Usines Cottes : grève pour la réunion de la dernière chance

La Dépêche, 7 août 2014 :

Le Fossat (09) : L’ambiance s’annonce tendue, ce jeudi matin, du côté du site Usines Cottes, au Fossat. Alors que doit se tenir la dernière séance de négociations autour du plan de sauvegarde de l’emploi, qui prévoit vingt-six licenciements, la CGT, avec le soutien de Force ouvrière et de la CFDT, appelle les salariés à un mouvement de grève.

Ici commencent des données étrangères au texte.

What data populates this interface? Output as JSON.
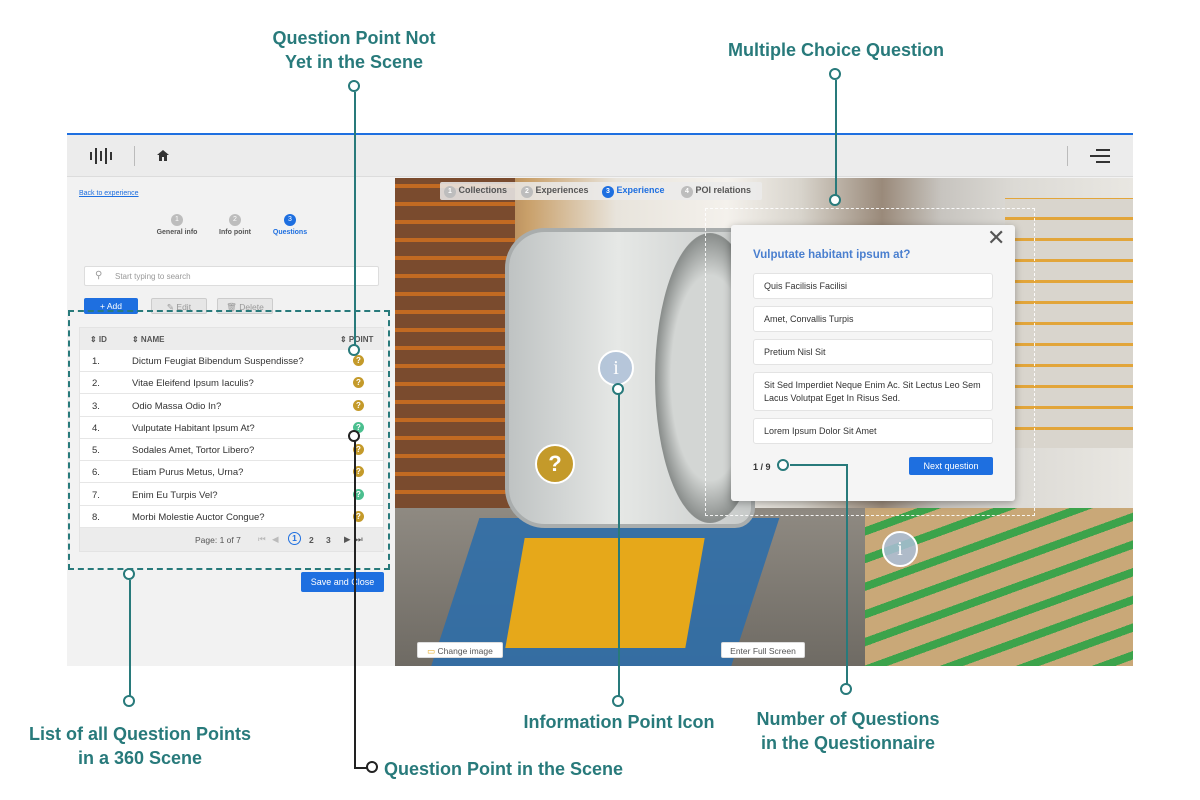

Un mouvement social, qui doit également se dérouler sur le site de Saint-Estève (Pyrénées-Orientales), décidé alors que la direction du groupe Vandemoortele, qui avait pourtant accepté de discuter sur le projet alternatif porté par la CGT, a refusé, ce mardi, d’aller plus avant dans les négociations et a, indique Rabbah Seddiki, «claqué la porte des discussions avec la Dirrecte de l’Ariège».

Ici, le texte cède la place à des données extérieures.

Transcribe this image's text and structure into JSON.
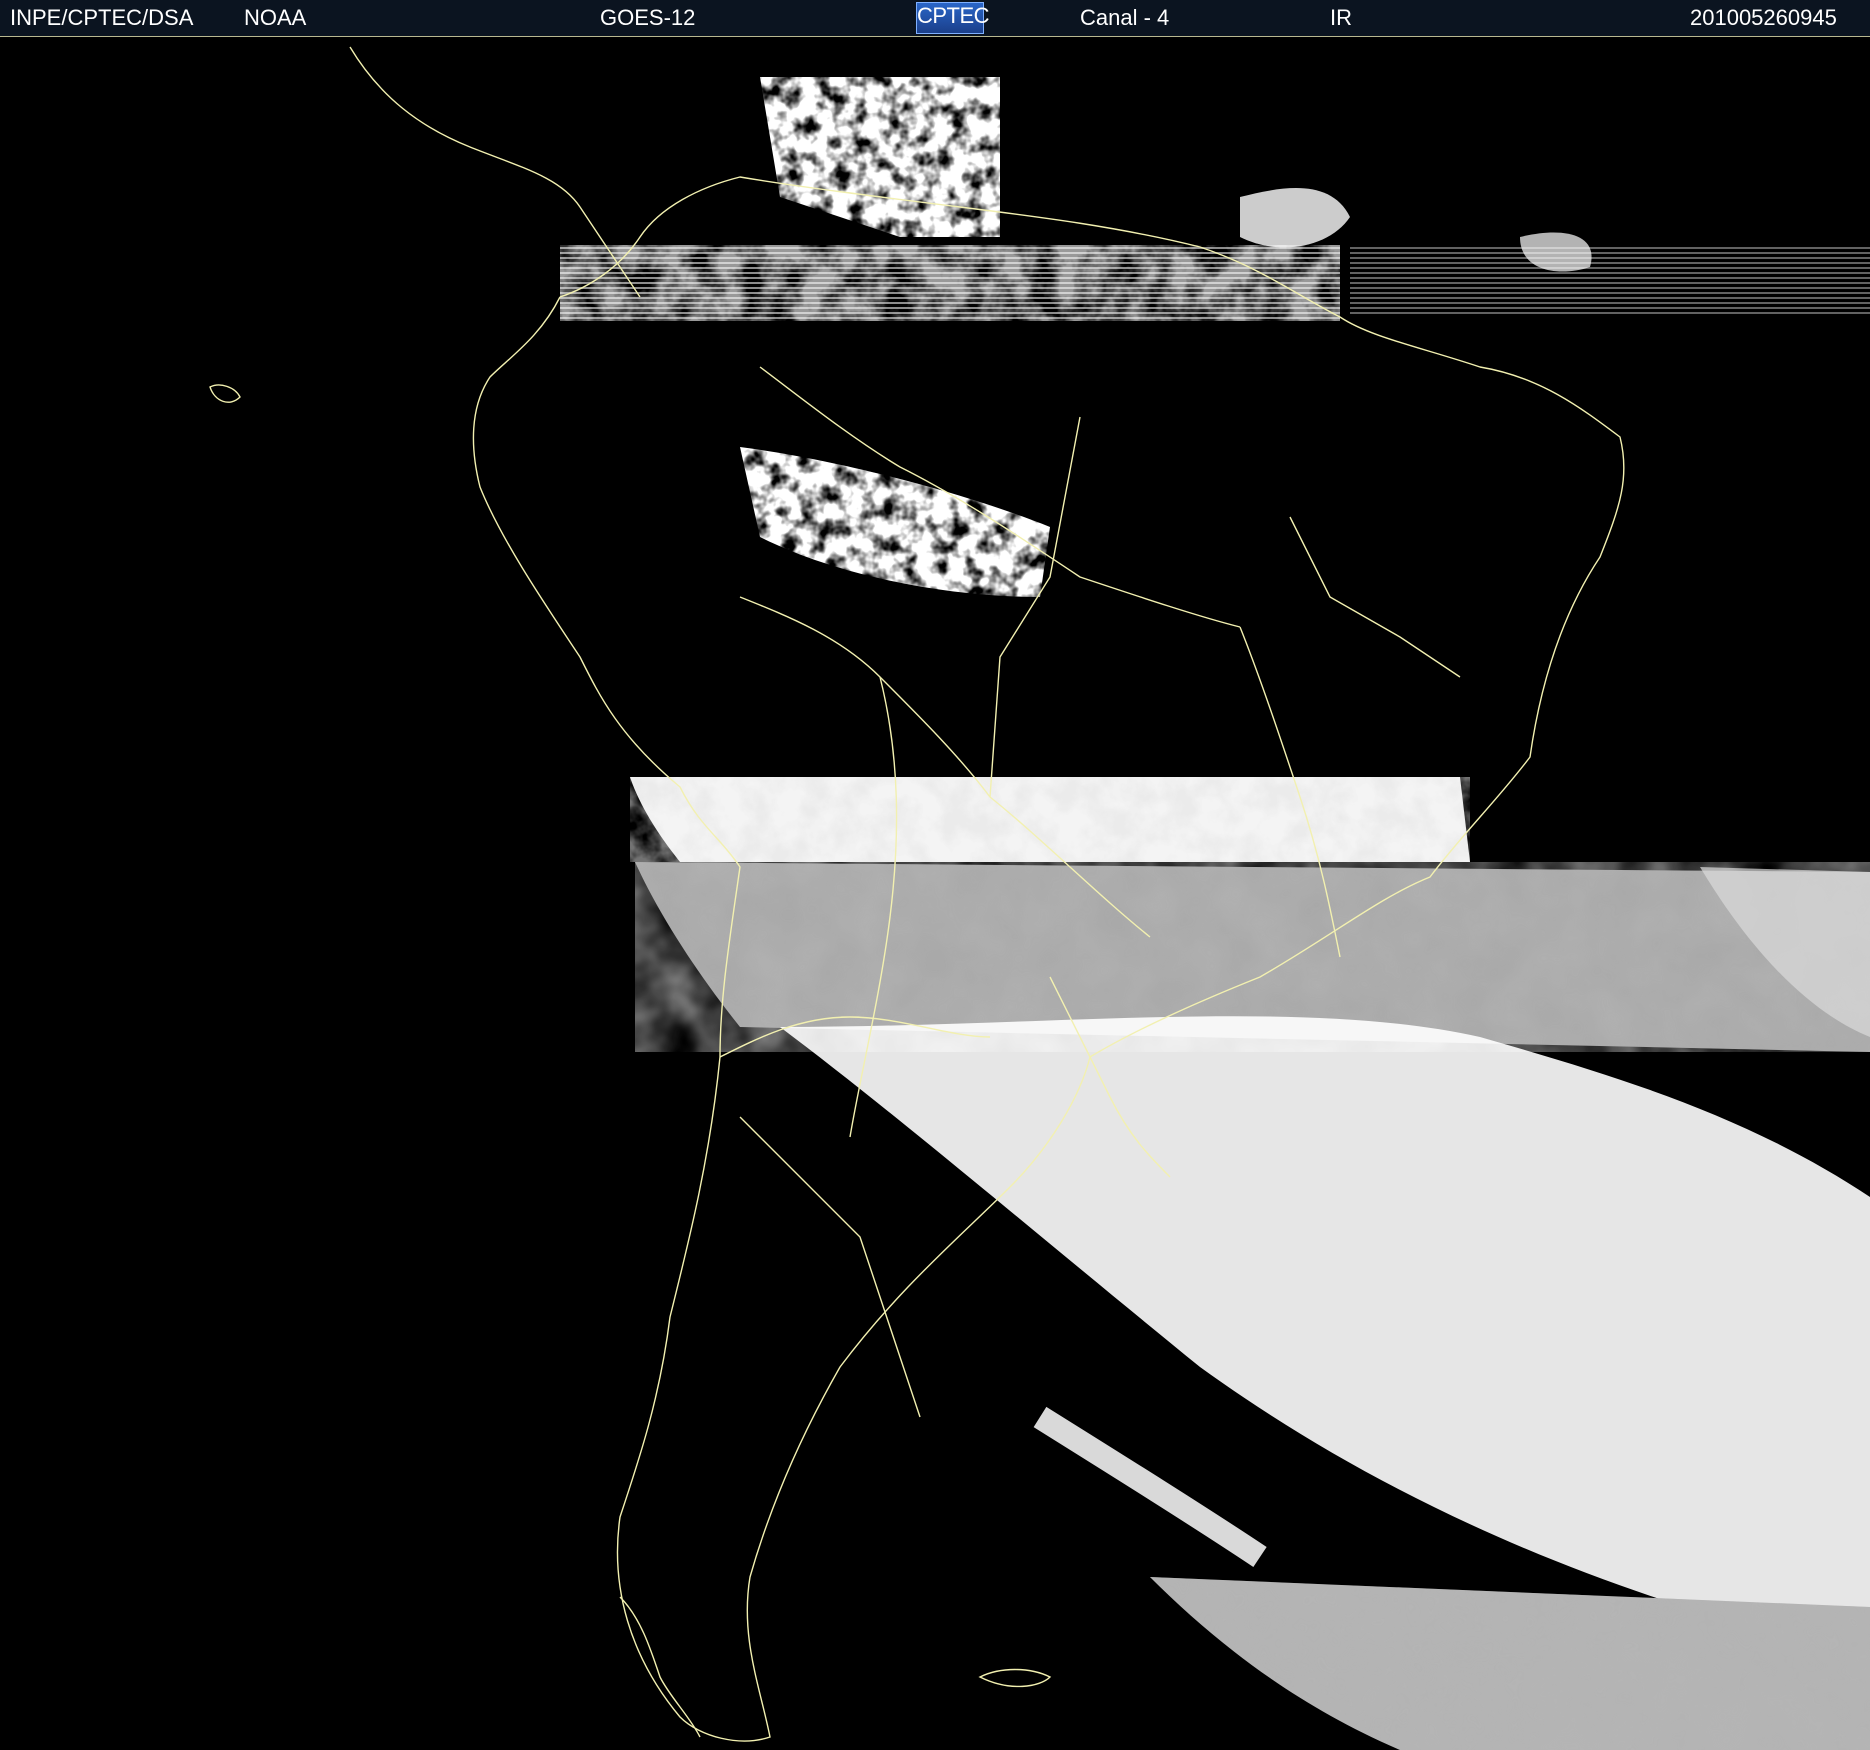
{
  "header": {
    "agency": "INPE/CPTEC/DSA",
    "provider": "NOAA",
    "satellite": "GOES-12",
    "logo_text": "CPTEC",
    "channel": "Canal - 4",
    "band": "IR",
    "timestamp": "201005260945"
  },
  "colors": {
    "background": "#000000",
    "header_bg": "#0b1420",
    "borders": "#f2f0b0",
    "cloud_bright": "#ffffff",
    "cloud_band_gray": "#a8a8a8"
  },
  "map": {
    "region": "South America",
    "image_type": "infrared satellite image"
  }
}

Motif du revirement de la direction, selon le secrétaire du comité central d’entreprise : «Son refus de participer au financement du plan de formation des salariés que nous avons présenté dans le cadre de notre projet alternatif aux vingt-six licenciements secs». Au départ, il avait été établi que le groupe Vandemoortele participe à la formation des salariés pendant un an à hauteur d’un tiers de la somme globale.

Suite à un premier refus de sa part, la CGT a activé plusieurs leviers, notamment le président du Sénat Jean-Pierre Bel et le conseil régional de Midi-Pyrénées, afin que le ministère du Travail se saisisse du dossier.

Si les négociations n’aboutissent pas, le PSE s’appliquera dès vendredi

Ce qui a été fait puisque le cabinet du ministre François Rebsamen a mandaté la direction générale de l’emploi et de la formation professionnelle (DGEFP) pour qu’elle fournisse, selon la CGT, des «marges de manœuvres supplémentaires» à la Dirrecte 09 dans le cadre de ses négociations avec la direction de Vandemoortele. Pour faire simple : la rencontre de ce mardi visait à demander au groupe industriel un financement moindre que ce qui était prévu au départ. Mais la Dirrecte s’est retrouvée face à un nouveau «niet»…

«Alors que le plan s’appelle plan de sauvegarde de l’emploi, le groupe Vandemoortele est capable d’apporter 1,7 million d’euros pour licencier 26 emplois et 0,00 euro pour sauvegarder !», enrage la CGT qui compte également sur une forte mobilisation de la population, ce jeudi matin. Une réunion de la dernière chance puisque si les négociations n’aboutissent pas d’ici ce soir, le PSE, et donc les vingt-six licenciements, s’appliquera dès ce vendredi.